How do you find yourselves again? Its been almost 9 months since I lost my mum 10 days after having my 2nd baby, a girl. She will never experience playing with her nana like her brother did and that upsets me so much. I am forever grateful my mum hung on to meet her and she really did bless her. I had my baby induced at 38 weeks when medically safe to ensure this. I just wish they all, we all had more time together. I didnt take nearly as many videos as I should’ve but every time we visited she would play with my son and encourage him.( still pregnant) She loved her grandbabies with all the world and i know that i just miss her! It will be a year in 3 months, her diagnosis just came up on my facebook time line so we have three months untill her untimely death. My mum didnt want to die she wanted to fight but treatment included the loss of her tongue and remaining face. There would be no follow up as chemo wouldnt work and she physically couldn’t have more radiotherapy so it big C would surely return even after all this. No trial drugs were available either. Obviously I did not allow this, if I’d have said do it anyway mum shed have done it but what type of life would she have had untill it came back again? Not being able to eat, drink, speak, and thats even if she survived the operation with her scar filled lungs from the previous ops. Thats no life for anyone, especially not my mum after whats shed already been through for 8 years! Shes far too special to suffer like that for us. Yet I miss her so much!!
I am sorry if this is againt the rules i just had to get it all off my chest
Hi @Butterfly1 I’m so sorry to hear about your mum, i completely relate to your post and felt like i wanted to reach out.
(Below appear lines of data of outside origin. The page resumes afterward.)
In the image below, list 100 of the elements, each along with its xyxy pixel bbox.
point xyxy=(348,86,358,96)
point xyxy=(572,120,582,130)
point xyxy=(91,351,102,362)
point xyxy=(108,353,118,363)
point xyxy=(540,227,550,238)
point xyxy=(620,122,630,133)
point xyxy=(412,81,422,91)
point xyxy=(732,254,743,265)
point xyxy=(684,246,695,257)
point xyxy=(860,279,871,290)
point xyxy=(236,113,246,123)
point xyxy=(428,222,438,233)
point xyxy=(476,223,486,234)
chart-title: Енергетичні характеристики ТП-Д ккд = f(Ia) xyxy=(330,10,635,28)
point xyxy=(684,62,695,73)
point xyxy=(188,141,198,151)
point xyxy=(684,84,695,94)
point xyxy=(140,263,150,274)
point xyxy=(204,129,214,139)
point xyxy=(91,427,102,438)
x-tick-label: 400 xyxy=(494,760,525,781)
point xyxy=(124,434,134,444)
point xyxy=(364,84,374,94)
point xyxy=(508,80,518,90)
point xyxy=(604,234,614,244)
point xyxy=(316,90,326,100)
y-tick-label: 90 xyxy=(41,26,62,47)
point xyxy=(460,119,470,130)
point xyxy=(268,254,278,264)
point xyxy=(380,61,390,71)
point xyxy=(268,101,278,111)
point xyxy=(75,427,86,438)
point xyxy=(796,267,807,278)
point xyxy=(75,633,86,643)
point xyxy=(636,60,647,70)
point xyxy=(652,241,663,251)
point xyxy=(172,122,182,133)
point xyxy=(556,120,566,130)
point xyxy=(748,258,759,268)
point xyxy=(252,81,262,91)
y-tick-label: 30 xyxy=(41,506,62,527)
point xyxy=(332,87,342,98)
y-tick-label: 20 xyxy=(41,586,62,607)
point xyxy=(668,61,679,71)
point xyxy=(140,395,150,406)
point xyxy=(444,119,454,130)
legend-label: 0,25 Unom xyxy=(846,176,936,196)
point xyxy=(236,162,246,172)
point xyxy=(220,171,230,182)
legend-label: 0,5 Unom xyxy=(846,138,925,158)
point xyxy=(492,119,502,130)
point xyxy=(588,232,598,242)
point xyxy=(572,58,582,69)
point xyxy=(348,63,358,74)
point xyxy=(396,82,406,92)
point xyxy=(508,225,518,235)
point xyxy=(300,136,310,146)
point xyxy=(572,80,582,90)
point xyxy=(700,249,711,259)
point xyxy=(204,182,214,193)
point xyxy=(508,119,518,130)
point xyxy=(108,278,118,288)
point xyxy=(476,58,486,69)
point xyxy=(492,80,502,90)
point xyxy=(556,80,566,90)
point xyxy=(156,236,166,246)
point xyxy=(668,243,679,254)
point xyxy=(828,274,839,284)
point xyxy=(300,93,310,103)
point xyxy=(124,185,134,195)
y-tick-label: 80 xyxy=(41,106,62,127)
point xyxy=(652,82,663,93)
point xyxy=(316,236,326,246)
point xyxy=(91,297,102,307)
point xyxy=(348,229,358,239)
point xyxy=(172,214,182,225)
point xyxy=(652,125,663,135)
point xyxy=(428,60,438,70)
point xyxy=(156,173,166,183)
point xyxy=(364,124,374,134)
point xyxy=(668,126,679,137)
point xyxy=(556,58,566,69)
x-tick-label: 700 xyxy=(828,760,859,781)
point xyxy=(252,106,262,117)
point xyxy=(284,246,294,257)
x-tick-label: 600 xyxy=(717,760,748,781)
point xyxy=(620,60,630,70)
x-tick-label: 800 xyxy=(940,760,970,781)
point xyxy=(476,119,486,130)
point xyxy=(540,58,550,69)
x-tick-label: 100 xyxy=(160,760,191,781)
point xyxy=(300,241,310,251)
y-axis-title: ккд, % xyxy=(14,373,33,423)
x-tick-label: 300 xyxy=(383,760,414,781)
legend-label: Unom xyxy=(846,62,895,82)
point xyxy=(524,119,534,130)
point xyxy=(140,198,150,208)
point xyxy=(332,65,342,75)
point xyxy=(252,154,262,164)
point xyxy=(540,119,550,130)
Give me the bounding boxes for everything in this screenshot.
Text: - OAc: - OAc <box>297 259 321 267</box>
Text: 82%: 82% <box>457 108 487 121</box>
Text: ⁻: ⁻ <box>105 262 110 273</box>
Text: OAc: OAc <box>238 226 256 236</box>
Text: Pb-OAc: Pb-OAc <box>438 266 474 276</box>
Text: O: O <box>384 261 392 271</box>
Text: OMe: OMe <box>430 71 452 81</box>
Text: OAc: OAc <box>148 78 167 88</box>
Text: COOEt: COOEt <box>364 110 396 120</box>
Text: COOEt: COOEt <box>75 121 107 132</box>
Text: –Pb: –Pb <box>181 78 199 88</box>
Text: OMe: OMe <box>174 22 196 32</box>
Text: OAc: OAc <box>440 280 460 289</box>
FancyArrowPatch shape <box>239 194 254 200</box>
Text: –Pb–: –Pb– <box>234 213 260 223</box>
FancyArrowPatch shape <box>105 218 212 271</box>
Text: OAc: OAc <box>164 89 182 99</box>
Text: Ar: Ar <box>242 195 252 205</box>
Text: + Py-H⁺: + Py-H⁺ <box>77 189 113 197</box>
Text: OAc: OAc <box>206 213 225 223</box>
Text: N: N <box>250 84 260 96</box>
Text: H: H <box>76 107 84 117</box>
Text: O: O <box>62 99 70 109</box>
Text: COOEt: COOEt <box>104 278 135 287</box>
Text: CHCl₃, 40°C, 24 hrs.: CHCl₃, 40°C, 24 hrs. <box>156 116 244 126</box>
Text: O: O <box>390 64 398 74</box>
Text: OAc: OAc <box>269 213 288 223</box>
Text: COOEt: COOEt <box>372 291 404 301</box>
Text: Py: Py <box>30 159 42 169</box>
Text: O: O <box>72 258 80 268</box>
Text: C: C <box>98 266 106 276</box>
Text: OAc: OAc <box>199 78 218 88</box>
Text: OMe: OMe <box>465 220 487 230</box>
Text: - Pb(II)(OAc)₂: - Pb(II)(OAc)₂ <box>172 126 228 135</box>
Back in August 2020 i lost my little sister (18 years old) it completely destroyed me. I miss her so much and i always will.
Then 2 months later i lost my mum and it destroyed my soul! I havent been the same since, i still havent come to terms with their deaths.
I also relate with your mum missing her grand children, i was so lucky to have my mum as my birthing partner for my daughter and i know i couldn’t of gotten through that without her.
Which then leads me to the guilt part, because my other younger sister about a year later was pregnant with her first child and she didnt get mums support or advice like i did.
My mum also became my daughters guardian for a while because i became unwell i will never be able to thank my mum enough for what she did for me and my daughter.
My daughter got to spend 7 years knowing her nan and my sisters daughter never got that chance and i carry the guilt for that.
So i wanted to share some of my story with you and let you know that your not alone!